Os melhores filmes de 2017

Com um ano a terminar fazemos uma retrospectiva do que melhor aconteceu no cinema. Desta vez apresento os melhores filmes relativamente ao seu género cinematográfico. Vamos à lista.

It

Terror

Um agradável surpresa nesta categoria. Baseado na obra literária de Stephen King, “It” retrata a busca do palhaço assassino para novas vítimas, o seu alvo favorito, as crianças. Numa cidade onde os adultos são personagens de fachada, cabe aos mais novos a dura missão de derrotar Pennywise. Um argumento bem escrito e personagens carismáticas, completam os ingredientes de uma mistura interessante.

Mulher-Maravilha

Fantasia

Criado num mundo de fantasia, não imaginava ser possível criar um filme sobre a Mulher Maravilha personagem criada pela DC. Gal Gadot consegue ter um desempenho fenomenal de uma forte guerreira que tenta viver num mundo de humanos.

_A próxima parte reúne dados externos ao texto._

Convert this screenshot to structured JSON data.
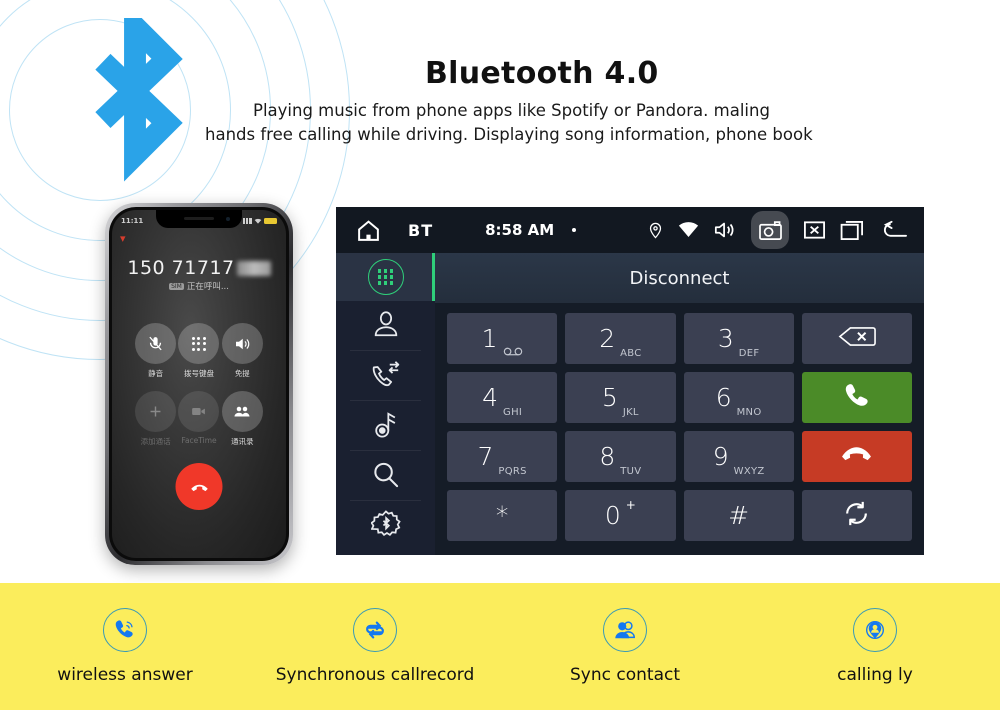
{
  "hero": {
    "title": "Bluetooth 4.0",
    "desc_line1": "Playing music from phone apps like Spotify or Pandora. maling",
    "desc_line2": "hands free calling while driving. Displaying  song information, phone book",
    "logo_icon": "bluetooth-logo-icon",
    "logo_color": "#2aa3e8",
    "ring_color": "#bfe3f5"
  },
  "phone": {
    "status_time": "11:11",
    "signal_icon": "signal-bars-icon",
    "wifi_icon": "wifi-icon",
    "battery_icon": "battery-icon",
    "collapse_icon": "chevron-down-icon",
    "number": "150 71717",
    "sim_tag": "SIM",
    "call_status": "正在呼叫...",
    "end_call_icon": "end-call-icon",
    "buttons": [
      {
        "label": "静音",
        "icon": "mute-icon",
        "disabled": false
      },
      {
        "label": "拨号键盘",
        "icon": "keypad-icon",
        "disabled": false
      },
      {
        "label": "免提",
        "icon": "speaker-icon",
        "disabled": false
      },
      {
        "label": "添加通话",
        "icon": "add-call-icon",
        "disabled": true
      },
      {
        "label": "FaceTime",
        "icon": "facetime-icon",
        "disabled": true
      },
      {
        "label": "通讯录",
        "icon": "contacts-icon",
        "disabled": false
      }
    ]
  },
  "unit": {
    "topbar": {
      "home_icon": "home-icon",
      "source_label": "BT",
      "time": "8:58 AM",
      "dot_icon": "dot-indicator-icon",
      "icons": [
        {
          "name": "location-pin-icon",
          "highlighted": false
        },
        {
          "name": "wifi-icon",
          "highlighted": false
        },
        {
          "name": "volume-icon",
          "highlighted": false
        },
        {
          "name": "camera-icon",
          "highlighted": true
        },
        {
          "name": "close-box-icon",
          "highlighted": false
        },
        {
          "name": "recent-apps-icon",
          "highlighted": false
        },
        {
          "name": "back-arrow-icon",
          "highlighted": false
        }
      ]
    },
    "sidebar": [
      {
        "name": "dialpad",
        "icon": "dialpad-icon",
        "active": true
      },
      {
        "name": "contacts",
        "icon": "contact-icon",
        "active": false
      },
      {
        "name": "call-log",
        "icon": "call-log-icon",
        "active": false
      },
      {
        "name": "music",
        "icon": "music-note-icon",
        "active": false
      },
      {
        "name": "search",
        "icon": "search-icon",
        "active": false
      },
      {
        "name": "bt-settings",
        "icon": "bluetooth-settings-icon",
        "active": false
      }
    ],
    "status_label": "Disconnect",
    "keys": [
      {
        "num": "1",
        "sub": "",
        "icon": "voicemail-icon",
        "type": "digit"
      },
      {
        "num": "2",
        "sub": "ABC",
        "type": "digit"
      },
      {
        "num": "3",
        "sub": "DEF",
        "type": "digit"
      },
      {
        "num": "",
        "sub": "",
        "icon": "backspace-icon",
        "type": "action"
      },
      {
        "num": "4",
        "sub": "GHI",
        "type": "digit"
      },
      {
        "num": "5",
        "sub": "JKL",
        "type": "digit"
      },
      {
        "num": "6",
        "sub": "MNO",
        "type": "digit"
      },
      {
        "num": "",
        "sub": "",
        "icon": "call-answer-icon",
        "type": "green"
      },
      {
        "num": "7",
        "sub": "PQRS",
        "type": "digit"
      },
      {
        "num": "8",
        "sub": "TUV",
        "type": "digit"
      },
      {
        "num": "9",
        "sub": "WXYZ",
        "type": "digit"
      },
      {
        "num": "",
        "sub": "",
        "icon": "call-end-icon",
        "type": "red"
      },
      {
        "num": "*",
        "sub": "",
        "type": "digit"
      },
      {
        "num": "0",
        "sub": "+",
        "type": "digit"
      },
      {
        "num": "#",
        "sub": "",
        "type": "digit"
      },
      {
        "num": "",
        "sub": "",
        "icon": "sync-icon",
        "type": "action"
      }
    ]
  },
  "features": {
    "background": "#fbed5c",
    "icon_color": "#1478f0",
    "ring_color": "#3a9ab5",
    "items": [
      {
        "label": "wireless answer",
        "icon": "call-waves-icon"
      },
      {
        "label": "Synchronous callrecord",
        "icon": "sync-loop-icon"
      },
      {
        "label": "Sync contact",
        "icon": "two-people-icon"
      },
      {
        "label": "calling ly",
        "icon": "person-pin-icon"
      }
    ]
  }
}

As filmagens conduzidas por Patty Jenkins são belas e enriquecidas com cenas de ação bem compostas utilizando q.b. os efeitos visuais. Este foi o filme de super-heróis que mais me surpreendeu este ano, ao lado de “Logan“.

Coco

Animação

A Disney e Pixar nunca desiludem e ultimamente cada filme é melhor do que outro. “Coco” é um filme que esclarece os valores da família e a importância  de conhecermos as nossas raízes. Música e muita cor são elementos essenciais neste filme que captam a atenção do espectador desde o primeiro momento, com uma história que aquece o coração e uma animação surpreendente.

The Shape of Water

Drama

Guillermo del Toro volta à realização. Novamente com as suas criações originais e histórias de fantasia. Em plena Guerra Fria, Elisa é uma seladora muda que trabalha num laboratório onde um homem anfíbio está mantido em cativeiro. Quando Elisa se apaixona pela criatura, elabora um plano para conseguir resgata-lo. Um drama entre duas pessoas solitárias que finalmente se juntam.

Logan

Ação

Nunca um filme de super-heróis foi tão humano e cru ao mesmo tempo. “Logan” é um choque frontal de brutalidade. Nem sempre existe finais felizes na fantasia. Hugh Jackman e Patrick Stewart são uma dupla fenomenal que confrontam pacificamente os finais das suas personagens em X-Men. As cenas de ação consegue ser duramente reais e conseguem ultrapassar a barreira do fantástico.

Get Out

Tríler

Um filme surpreender que nos faz colar à cadeira do princípio ao fim. Até pestanejar vai ser impossível. “Get out” uma obra cinematográfica de suspense máximo. Ficamos sem perceber o que se passa, mas para tudo existe uma explicação. Este filme mostra o brilhantismo de Jordan Peele na realização e argumento, com o fantástico desempenho de Daniel Kaluuya.

Lady Bird

Comédia

Realizado e criado por Gerta Gerwing, “Lady Bird” conta a história de uma rapariga de 17 anos muito elaborada para o seu tempo e localidade. Saoirse Ronan volta a surpreender com outro desempenho inesquecível. A comédia presente na narrativa é completada com uma quantidade certa de humor negro que consegue dar um novo alento à obra cinematográfica. Dos pontos mais altos do cinema de 2017.

Blade Runner 2047

Fição Científica

A continuação do sucesso dos anos 80 volta 35 anos depois do original. “Blade Runner 2047” segue a temática sobre a consciência na máquina. Esta obra cinematográfica tornou-se numa surpresa agradável. A cinematografia, a representação, a realização, a banda sonora e a narrativa conjugam-se perfeitamente num mix completo e interessante. Quem não viu tem de ver esta obra-prima.

Dunkirk

Histórico

Christopher Nolan é soberbo em tudo o que faz. Para este ano reservou-nos um filme baseado em factos verídicos. Quando quase quatrocentos soldados aliados ficaram cercados pelas tropas alemãs em Dunkirk na França. Um filme estruturalmente pensado como evocação aos elementos (água, terra e ar) utiliza o mínimo de falas possível. O que se tornou em algo original, também foi indicada como uma das falhas no filme. Contudo a fotografia, banda sonora, e  argumento estão excelentes.

Chama-me pelo teu nome

Romance

Um filme suave sobre um romance de verão. Elio pretende um verão calmo na casa dos pais, com a bela paisagem italiana, mas tudo muda quando Oliver, um americano chega para ajudar na pesquisa do seu pai. A relação entre ambos vai crescendo e percebem que tem mais em comum do que aparentam apesar do primeira má impressão. Escolhi-o para esta categoria, porque a história é cativante sobre um romance noutra perspectiva.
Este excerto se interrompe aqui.